Le gouvernement wallon, qui avait menacé Caterpillar d'expropriation après que le groupe eut annoncé son intention de fermer son site de Gosselies, a obtenu de l'entreprise la cession pour l'euro symbolique de ce site stratégique de Gosselies de près de 100 hectares et de ses principales installations, a annoncé lundi le ministre-président Paul Magnette.

Entretien avec Jean-Jacques Cloquet, Administrateur-délégué de l’aéroport de Charleroi, suite à cette annonce.

Une réaction à l’annonce du rachat du site de Caterpillar par la Région wallonne ?

C’est une bonne nouvelle. La priorité est évidemment de traiter le volet social de cette restructuration. C’est une bonne chose de pouvoir désormais disposer d’un terrain aussi bien situé au niveau stratégique et qui sera propice à de futurs développements économiques.

C’est aussi la démonstration que le pouvoir politique a encore une marge de manœuvre face aux multinationales ?

Il faut saluer l’action du gouvernement wallon dans ce dossier.

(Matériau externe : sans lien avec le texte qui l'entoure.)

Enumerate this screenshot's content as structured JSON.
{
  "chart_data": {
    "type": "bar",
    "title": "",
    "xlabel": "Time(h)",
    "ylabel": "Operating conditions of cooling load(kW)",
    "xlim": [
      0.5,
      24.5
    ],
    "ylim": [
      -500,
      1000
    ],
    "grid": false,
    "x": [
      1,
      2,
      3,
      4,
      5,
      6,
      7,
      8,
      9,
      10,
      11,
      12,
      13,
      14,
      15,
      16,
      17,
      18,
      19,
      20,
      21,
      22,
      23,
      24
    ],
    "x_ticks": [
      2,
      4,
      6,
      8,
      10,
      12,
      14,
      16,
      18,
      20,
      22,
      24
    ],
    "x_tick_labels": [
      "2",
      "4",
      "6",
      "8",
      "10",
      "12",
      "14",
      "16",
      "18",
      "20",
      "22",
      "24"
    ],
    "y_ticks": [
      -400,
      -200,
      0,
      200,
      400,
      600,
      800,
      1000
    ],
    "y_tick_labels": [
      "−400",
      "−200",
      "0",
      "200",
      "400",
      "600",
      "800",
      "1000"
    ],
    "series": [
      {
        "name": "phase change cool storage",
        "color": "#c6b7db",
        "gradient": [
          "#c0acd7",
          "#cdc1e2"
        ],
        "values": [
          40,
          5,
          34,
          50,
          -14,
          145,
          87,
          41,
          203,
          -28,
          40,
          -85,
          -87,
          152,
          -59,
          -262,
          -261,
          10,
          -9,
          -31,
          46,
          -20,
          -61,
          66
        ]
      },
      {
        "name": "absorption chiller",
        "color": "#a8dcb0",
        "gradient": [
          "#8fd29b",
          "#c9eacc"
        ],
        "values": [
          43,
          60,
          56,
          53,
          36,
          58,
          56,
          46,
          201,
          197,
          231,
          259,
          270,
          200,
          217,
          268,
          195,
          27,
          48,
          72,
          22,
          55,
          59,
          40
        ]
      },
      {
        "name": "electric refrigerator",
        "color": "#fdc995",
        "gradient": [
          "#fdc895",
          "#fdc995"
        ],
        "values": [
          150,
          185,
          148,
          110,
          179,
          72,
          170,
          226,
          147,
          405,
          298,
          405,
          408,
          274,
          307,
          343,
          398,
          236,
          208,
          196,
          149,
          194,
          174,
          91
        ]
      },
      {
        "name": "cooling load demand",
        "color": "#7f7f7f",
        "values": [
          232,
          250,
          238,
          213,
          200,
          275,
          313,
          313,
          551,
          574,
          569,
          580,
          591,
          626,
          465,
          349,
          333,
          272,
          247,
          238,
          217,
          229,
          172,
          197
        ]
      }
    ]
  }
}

Je suis bien placé pour dire que si on n’avait pas eu le public à l’aéroport de Charleroi, on ne serait pas là où on est. Le politique a joué son rôle : il a annoncé dès le départ qu’il ferait le maximum. Je suppose qu’il a pu négocier avec Caterpillar un divorce qui se passe le mieux possible pour pouvoir recréer quelque chose. On ne peut pas tout jeter sur Caterpillar : pendant 50 ans, cette entreprise a offert de l’emploi dans la région. Maintenant, elle s’en va. C’est triste mais c’est le problème des multinationales. Si Caterpillar cède pour 1 euro symbolique le terrain et s’engage à bloquer un montant pour couvrir les coûts de la dépollution du site, cela permet maintenant de pouvoir repartir du bon pied et attirer à nouveau, dans les meilleures conditions, des investisseurs.

Concrètement, l’aéroport de Charleroi pourrait-il s’étendre sur ce site ?

Le développement principal de l’aéroport de Charleroi, c’est autour de sa piste qu’il se réalisera. Mais le site de Caterpillar n’est pas en bordure de piste. Le redéploiement économique du site passera donc plutôt par d’autres secteurs de développement qui sont très concernés par la logistique. D’autant plus que nous ne sommes pas un aéroport cargo et que nous n’avons pas le souhait de le devenir, à l’image de Liège. Mais la proximité du site et de l’aéroport sera une réelle plus-value pour les futurs investisseurs. Le redéploiement économique du site offrira donc une plus-value à l’aéroport.